The Cape Town 10s will not use any municipal water at next month’s event as the city prepares for Day Zero.
Day Zero, when the drought-stricken region’s dams reach a collective 13.5% and the City of Cape Town turns off the taps, was recently brought forward to 12 April.
With 20,000 people set to attend the Cape Town 10s, a water policy document for the event has been put in place in partnership and close collaboration with the City of Cape Town. It outlines the initiatives that will ensure that all targets are met, and through stringent implementation limit the impact of this event on Cape Town’s water resources.
The plan includes water trucks, chemically treated toilets, ‘water from air’ process equipment, water purification of non-potable water, no showers, and no water misters or splash pools.
‘The 2018 Cape Town 10s’ intention is to ensure that it will draw zero litres of drinking water from the municipal supply,’ said 10s tournament director, Gerhardi Odendaal.
There will also be an awareness campaign, using the hashtag #6BFORME on social media, to further drive home the City of Cape Town’s urgent message of water saving and the shift to level 6B water restrictions.

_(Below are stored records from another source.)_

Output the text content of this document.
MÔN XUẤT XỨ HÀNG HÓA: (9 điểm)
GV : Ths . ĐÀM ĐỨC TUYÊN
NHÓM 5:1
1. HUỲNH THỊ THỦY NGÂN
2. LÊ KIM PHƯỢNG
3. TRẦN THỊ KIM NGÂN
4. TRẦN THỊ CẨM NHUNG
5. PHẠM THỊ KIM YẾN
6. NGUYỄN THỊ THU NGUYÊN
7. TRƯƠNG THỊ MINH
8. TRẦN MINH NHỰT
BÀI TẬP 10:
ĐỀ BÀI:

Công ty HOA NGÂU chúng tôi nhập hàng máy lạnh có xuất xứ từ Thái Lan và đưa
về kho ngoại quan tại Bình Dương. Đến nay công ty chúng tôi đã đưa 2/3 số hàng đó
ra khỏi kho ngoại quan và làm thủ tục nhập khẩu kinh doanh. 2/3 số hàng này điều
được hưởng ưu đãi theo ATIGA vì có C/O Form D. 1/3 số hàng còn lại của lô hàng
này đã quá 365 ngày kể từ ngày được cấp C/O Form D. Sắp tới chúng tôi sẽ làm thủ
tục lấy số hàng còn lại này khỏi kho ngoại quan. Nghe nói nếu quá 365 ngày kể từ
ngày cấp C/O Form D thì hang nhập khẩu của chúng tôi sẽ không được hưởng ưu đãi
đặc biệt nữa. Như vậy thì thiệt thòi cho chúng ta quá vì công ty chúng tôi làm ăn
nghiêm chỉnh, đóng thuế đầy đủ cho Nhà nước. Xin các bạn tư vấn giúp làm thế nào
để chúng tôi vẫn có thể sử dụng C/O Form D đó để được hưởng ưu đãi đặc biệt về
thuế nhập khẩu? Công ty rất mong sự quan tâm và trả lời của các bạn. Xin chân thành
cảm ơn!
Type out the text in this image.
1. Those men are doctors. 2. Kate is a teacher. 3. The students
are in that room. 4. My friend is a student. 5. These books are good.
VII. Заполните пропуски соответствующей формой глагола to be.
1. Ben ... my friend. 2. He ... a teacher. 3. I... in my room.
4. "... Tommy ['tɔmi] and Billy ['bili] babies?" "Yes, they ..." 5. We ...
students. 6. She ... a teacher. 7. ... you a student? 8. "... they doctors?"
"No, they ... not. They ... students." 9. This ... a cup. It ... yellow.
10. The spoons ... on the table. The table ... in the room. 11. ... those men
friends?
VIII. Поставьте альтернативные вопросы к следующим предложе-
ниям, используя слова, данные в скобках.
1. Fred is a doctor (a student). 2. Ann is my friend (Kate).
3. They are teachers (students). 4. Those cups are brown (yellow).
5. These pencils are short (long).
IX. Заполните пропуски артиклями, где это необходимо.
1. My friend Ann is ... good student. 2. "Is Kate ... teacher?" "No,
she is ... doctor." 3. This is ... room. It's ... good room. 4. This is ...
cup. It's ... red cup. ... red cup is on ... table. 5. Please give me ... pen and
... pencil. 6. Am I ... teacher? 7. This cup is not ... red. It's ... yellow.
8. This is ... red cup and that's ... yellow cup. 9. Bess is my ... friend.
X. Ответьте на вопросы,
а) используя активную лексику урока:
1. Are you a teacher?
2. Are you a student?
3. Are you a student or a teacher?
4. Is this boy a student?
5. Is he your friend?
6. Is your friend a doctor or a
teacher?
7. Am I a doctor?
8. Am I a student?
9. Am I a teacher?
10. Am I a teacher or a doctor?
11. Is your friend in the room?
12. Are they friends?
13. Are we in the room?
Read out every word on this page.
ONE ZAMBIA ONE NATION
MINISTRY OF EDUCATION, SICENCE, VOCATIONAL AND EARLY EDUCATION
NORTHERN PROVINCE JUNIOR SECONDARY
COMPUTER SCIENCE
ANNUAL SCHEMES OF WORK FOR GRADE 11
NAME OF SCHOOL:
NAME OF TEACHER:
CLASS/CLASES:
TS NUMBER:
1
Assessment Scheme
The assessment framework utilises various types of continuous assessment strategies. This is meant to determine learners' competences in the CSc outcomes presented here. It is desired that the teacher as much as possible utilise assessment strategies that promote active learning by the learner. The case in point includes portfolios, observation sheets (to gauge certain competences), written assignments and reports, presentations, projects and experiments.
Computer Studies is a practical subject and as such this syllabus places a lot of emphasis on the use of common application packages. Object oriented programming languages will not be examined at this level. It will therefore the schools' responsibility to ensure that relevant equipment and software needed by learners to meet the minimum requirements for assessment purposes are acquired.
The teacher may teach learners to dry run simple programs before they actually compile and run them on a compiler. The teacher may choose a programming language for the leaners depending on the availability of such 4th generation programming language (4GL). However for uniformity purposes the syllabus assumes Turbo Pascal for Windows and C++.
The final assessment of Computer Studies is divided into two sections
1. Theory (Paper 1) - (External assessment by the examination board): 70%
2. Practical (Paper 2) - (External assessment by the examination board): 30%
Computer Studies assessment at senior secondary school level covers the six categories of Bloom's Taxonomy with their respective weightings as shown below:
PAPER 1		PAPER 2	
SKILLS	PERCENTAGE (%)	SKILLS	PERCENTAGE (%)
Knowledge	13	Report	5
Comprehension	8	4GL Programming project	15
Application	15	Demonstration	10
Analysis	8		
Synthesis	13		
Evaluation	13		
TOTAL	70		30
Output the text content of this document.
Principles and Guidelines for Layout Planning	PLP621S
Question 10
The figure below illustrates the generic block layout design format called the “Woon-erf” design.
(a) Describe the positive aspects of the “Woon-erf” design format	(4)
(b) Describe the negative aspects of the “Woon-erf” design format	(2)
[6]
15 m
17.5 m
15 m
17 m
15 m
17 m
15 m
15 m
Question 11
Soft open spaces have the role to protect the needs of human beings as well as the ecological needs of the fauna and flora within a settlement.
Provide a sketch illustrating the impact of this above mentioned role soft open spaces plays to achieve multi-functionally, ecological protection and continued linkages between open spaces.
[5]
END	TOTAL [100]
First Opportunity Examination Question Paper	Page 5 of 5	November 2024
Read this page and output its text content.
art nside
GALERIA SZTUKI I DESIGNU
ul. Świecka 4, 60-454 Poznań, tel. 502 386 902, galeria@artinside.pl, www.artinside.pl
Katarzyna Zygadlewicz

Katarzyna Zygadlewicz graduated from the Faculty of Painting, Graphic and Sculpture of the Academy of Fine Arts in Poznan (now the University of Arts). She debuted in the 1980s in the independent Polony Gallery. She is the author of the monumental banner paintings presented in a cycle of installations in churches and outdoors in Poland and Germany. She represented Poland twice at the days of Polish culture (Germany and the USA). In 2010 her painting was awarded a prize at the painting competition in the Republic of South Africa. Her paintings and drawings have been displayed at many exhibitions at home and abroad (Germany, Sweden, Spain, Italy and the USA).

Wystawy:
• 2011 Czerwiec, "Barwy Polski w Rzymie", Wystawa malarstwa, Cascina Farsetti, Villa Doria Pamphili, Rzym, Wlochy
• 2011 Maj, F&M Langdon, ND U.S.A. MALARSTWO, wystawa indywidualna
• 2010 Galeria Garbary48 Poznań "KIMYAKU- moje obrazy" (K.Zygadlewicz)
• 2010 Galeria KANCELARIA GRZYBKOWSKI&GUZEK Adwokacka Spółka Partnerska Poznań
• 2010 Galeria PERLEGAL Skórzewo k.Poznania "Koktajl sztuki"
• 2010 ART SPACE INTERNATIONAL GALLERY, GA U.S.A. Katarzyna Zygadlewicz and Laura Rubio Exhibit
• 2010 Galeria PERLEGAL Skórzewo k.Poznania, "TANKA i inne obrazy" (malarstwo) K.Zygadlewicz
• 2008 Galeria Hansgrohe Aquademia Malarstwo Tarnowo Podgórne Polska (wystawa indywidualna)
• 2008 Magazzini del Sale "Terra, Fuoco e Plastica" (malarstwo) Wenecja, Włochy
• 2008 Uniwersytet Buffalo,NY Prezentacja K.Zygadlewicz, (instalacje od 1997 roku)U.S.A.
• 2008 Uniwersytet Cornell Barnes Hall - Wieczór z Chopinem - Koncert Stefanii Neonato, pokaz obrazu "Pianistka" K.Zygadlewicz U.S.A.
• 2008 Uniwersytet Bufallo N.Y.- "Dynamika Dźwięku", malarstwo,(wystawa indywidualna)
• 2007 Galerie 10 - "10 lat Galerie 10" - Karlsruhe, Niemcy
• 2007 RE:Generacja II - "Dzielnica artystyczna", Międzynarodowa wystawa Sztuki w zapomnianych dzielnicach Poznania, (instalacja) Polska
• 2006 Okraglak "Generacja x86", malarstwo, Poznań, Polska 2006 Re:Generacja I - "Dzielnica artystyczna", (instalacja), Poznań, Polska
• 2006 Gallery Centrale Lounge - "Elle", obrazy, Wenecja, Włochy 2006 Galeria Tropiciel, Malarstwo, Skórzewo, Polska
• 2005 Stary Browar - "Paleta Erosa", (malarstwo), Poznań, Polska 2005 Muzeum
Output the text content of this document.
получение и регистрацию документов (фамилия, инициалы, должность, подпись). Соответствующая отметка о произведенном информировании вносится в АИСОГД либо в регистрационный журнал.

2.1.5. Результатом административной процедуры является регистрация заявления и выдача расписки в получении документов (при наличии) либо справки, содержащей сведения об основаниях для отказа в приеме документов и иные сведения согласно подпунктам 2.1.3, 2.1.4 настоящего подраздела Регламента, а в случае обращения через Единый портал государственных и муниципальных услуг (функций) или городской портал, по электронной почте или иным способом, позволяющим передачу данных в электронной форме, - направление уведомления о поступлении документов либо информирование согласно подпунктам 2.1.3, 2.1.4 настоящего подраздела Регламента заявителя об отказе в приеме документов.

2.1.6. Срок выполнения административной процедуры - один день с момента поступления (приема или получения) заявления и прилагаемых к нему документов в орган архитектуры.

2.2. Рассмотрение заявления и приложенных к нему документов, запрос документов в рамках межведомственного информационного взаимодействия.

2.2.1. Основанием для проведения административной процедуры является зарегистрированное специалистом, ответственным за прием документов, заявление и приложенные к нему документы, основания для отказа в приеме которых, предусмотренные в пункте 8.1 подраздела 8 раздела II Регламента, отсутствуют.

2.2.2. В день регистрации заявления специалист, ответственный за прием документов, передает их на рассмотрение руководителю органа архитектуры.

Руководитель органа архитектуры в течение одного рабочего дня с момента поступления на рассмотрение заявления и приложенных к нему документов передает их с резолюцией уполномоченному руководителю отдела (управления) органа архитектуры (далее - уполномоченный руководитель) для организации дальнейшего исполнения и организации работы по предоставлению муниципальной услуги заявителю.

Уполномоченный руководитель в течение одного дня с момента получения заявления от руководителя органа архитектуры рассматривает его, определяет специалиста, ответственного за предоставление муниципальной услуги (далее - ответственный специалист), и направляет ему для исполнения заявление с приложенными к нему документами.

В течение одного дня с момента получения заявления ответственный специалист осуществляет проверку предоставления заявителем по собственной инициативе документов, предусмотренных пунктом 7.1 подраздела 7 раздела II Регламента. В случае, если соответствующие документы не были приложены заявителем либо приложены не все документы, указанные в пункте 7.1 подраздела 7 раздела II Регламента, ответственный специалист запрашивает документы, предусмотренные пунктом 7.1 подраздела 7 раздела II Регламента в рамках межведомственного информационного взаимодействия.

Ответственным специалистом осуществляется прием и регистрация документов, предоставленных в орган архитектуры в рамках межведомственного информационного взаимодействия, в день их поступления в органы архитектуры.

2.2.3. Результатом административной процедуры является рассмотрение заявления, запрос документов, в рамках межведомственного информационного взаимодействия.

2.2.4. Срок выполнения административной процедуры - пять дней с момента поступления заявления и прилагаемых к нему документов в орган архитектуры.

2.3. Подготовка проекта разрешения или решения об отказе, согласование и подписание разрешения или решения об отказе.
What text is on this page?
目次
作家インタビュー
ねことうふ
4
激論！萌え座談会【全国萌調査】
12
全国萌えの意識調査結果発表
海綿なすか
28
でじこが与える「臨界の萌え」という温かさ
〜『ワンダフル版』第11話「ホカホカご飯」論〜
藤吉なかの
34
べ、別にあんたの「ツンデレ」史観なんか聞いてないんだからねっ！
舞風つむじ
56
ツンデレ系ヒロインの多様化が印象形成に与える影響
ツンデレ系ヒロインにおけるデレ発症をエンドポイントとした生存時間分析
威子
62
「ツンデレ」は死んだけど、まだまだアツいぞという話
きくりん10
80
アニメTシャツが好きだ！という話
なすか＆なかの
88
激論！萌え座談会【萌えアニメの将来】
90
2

‘It is crucial that we create further awareness around the water crisis, not only in the Cape,’ said former Bok captain Jean de Villiers, who is a patron of the Cape Town 10s. ‘We all have roles to play, and with the number of popular celebrities attending the event, we are in a position to do our bit as water warriors. I fully support the #6BFORME initiative and I invite all South Africans to do the same.’